China legte nach dem Krieg seine bisherige Zurückhaltung ab und baut nun seine militärische Unterstützung kräftig aus. Einem Bericht der Dryad Global Maritime Security zufolge, einem Unternehmen, das maritime Risikoanalysen für die Schifffahrts-, Energie- und Rohstoffbranche anbietet, haben China und Iran einen geheimen Öl-für-Waffen-Handel begonnen. Demnach tauscht Teheran einen großen Teil seiner Rohölexporte gegen moderne chinesische Militärtechnik ein, darunter Raketensteuerungstechnologien, Drohnen- und Präzisionslenkkomponenten sowie Raketentreibstoff.

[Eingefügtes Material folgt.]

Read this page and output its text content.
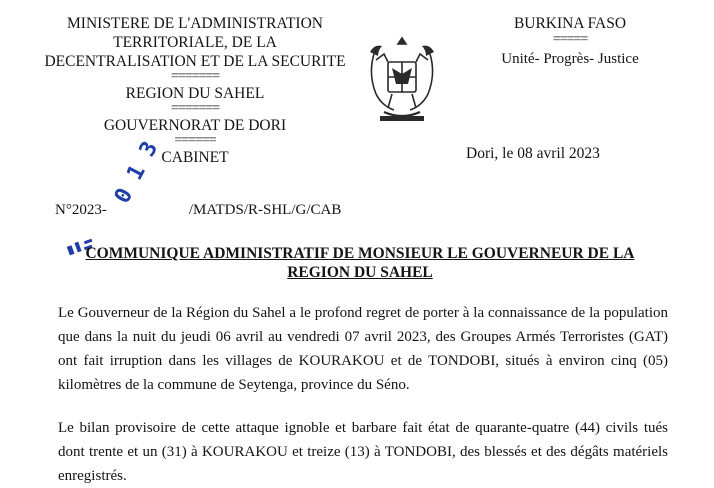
MINISTERE DE L'ADMINISTRATION
TERRITORIALE, DE LA
DECENTRALISATION ET DE LA SECURITE
=======
REGION DU SAHEL
=======
GOUVERNORAT DE DORI
======
CABINET
BURKINA FASO
=====
Unité- Progrès- Justice
Dori, le 08 avril 2023
N°2023-	/MATDS/R-SHL/G/CAB
0 1 3
COMMUNIQUE ADMINISTRATIF DE MONSIEUR LE GOUVERNEUR DE LA
REGION DU SAHEL
Le Gouverneur de la Région du Sahel a le profond regret de porter à la connaissance de la population que dans la nuit du jeudi 06 avril au vendredi 07 avril 2023, des Groupes Armés Terroristes (GAT) ont fait irruption dans les villages de KOURAKOU et de TONDOBI, situés à environ cinq (05) kilomètres de la commune de Seytenga, province du Séno.
Le bilan provisoire de cette attaque ignoble et barbare fait état de quarante-quatre (44) civils tués dont trente et un (31) à KOURAKOU et treize (13) à TONDOBI, des blessés et des dégâts matériels enregistrés.
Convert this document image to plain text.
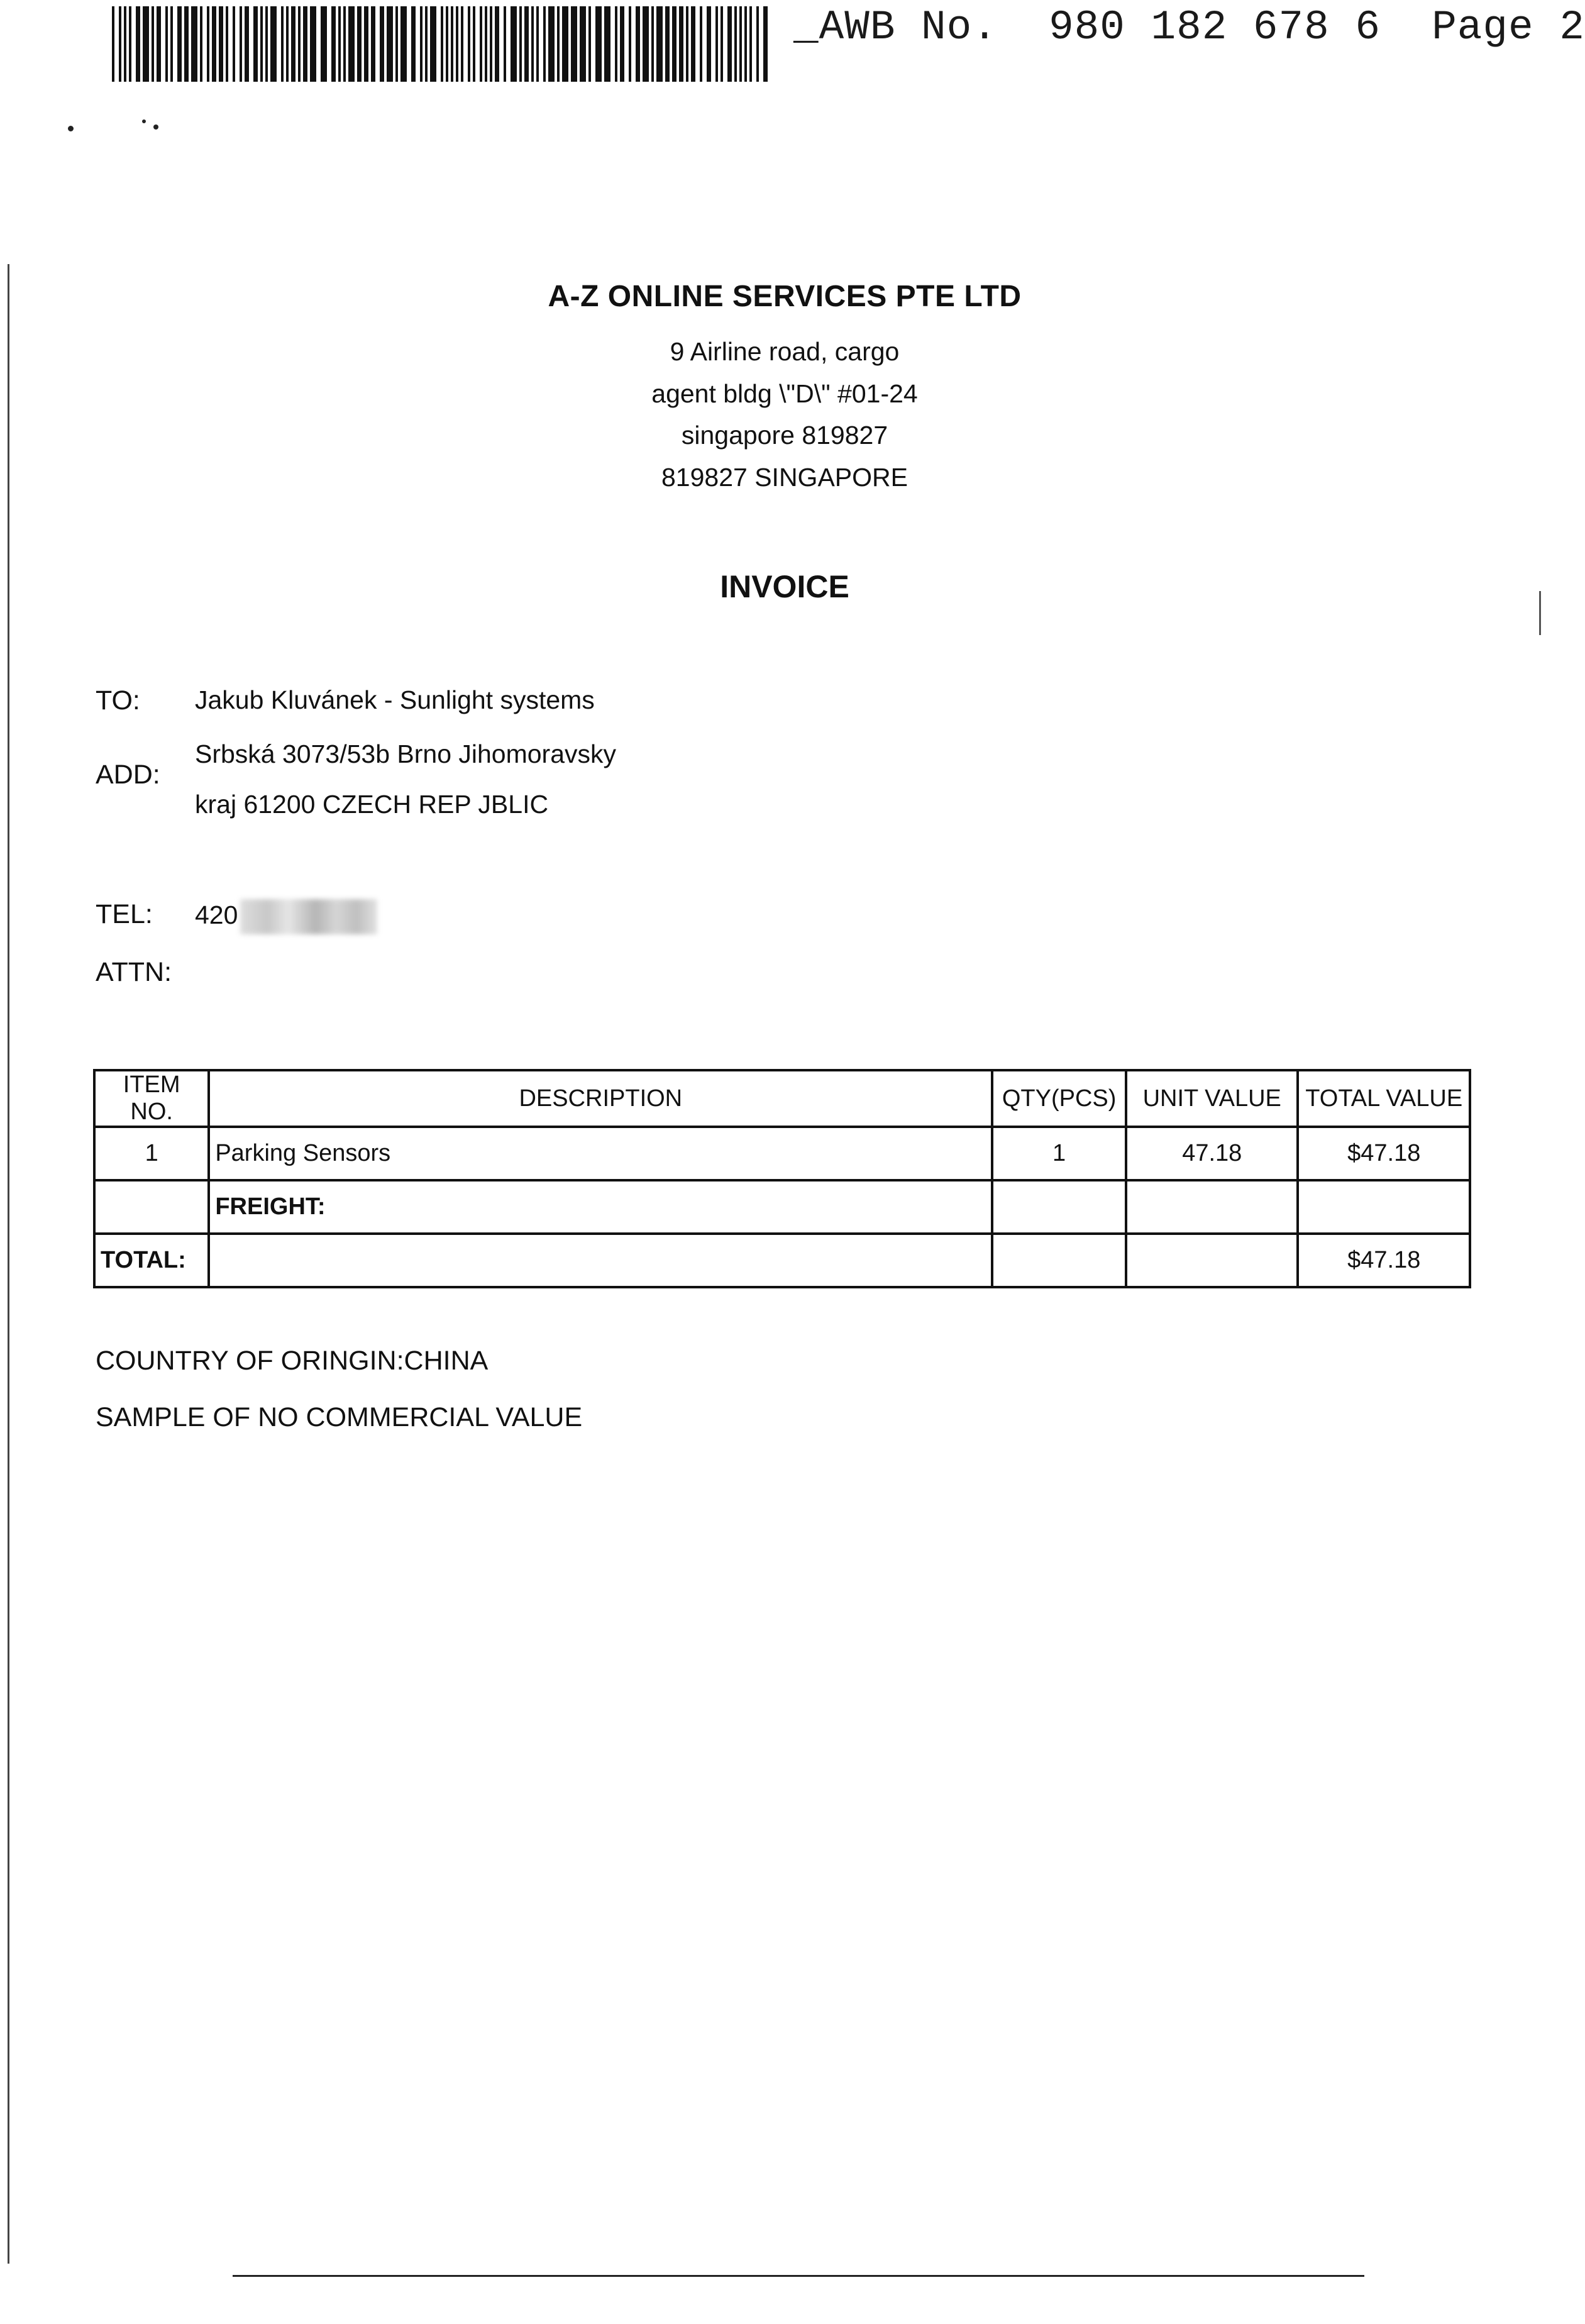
_AWB No. 980 182 678 6 Page 2
A-Z ONLINE SERVICES PTE LTD
9 Airline road, cargo
agent bldg \"D\" #01-24
singapore 819827
819827 SINGAPORE
INVOICE
TO: Jakub Kluvánek - Sunlight systems
ADD:
Srbská 3073/53b Brno Jihomoravsky
kraj 61200 CZECH REP JBLIC
TEL: 420
ATTN:
ITEM NO.	DESCRIPTION	QTY(PCS)	UNIT VALUE	TOTAL VALUE
1	Parking Sensors	1	47.18	$47.18
	FREIGHT:			
TOTAL:				$47.18
COUNTRY OF ORINGIN:CHINA
SAMPLE OF NO COMMERCIAL VALUE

Dryad Global identifizierte eine „ausgereifte, besser operationalisierte Tauschwirtschaft, die ausdrücklich darauf ausgelegt ist, westliche Sanktionen durch ein weitverzweigtes Netzwerk von Scheinfirmen, Tankern ohne AIS-Ortung und Finanzierungskanälen zu umgehen.“ In diesem Rahmen hat der Iran mittlerweile auch das chinesische Langstrecken-Luftabwehrsystem HQ-9 erhalten. Es ist eine Weiterentwicklung des russischen S-300-Systems, das mit den im Land vorhandenen S-300-Batterien zusammenarbeiten kann und somit eine weitere signifikante Verbesserung der iranischen Luftabwehr bringen wird.

Kriegsgefahr weiter hoch

Der Ausbau und die Modernisierung seiner Luftabwehr und Luftwaffe kann zukünftige Angriffe für Aggressoren wesentlich schwieriger und verlustreicher machen. Analysten sprechen sogar davon, dass sie die Machtbalance in der Region verschieben würde. Gleichzeitig warnen sie davor, dass Israel vermutlich versuchen wird, dies mit verdeckten Cyberoperationen, Sabotage und Luftangriffen zu verhindern, bevor die leistungsfähigere Verteidigung voll einsatzfähig ist.

Die Einschätzungen über die weitere Entwicklung gehen weit auseinander. In Washington sieht man, wie der investigative Journalist Seymour Hersh berichtet, die iranische Führung sei in einer existenziellen Krise und hoffe auf baldige Aufstände. „Nicht genug Wasser. Nichts zu essen. Kein Geld (…) und die wichtigsten Militärführer sind tot“, so ein US-Geheimdienstexperte für den Nahen Osten. Der Staat stehe „kurz vor dem totalen Zusammenbruch“.

Das ist sicherlich reines Wunschdenken. Davon geht auch die israelische Führung nicht aus. Die rechne vielmehr damit, so Hersh, dass schon im Spätsommer nächsten Jahres „die ersten Elemente“ eines verbesserten iranischen Luftabwehrsystems einsatzbereit sein werden. Sie plane daher, „im Frühjahr einen neuen, massiven Angriff auf den Iran zu starten“, bevor das iranische System in Betrieb gehe.

Die Gefahr neuer Angriffe und damit auch eines Flächenbrandes sind nicht gebannt.

Unser Autor ist aktiv im Heidelberger Forum gegen Militarismus und Krieg.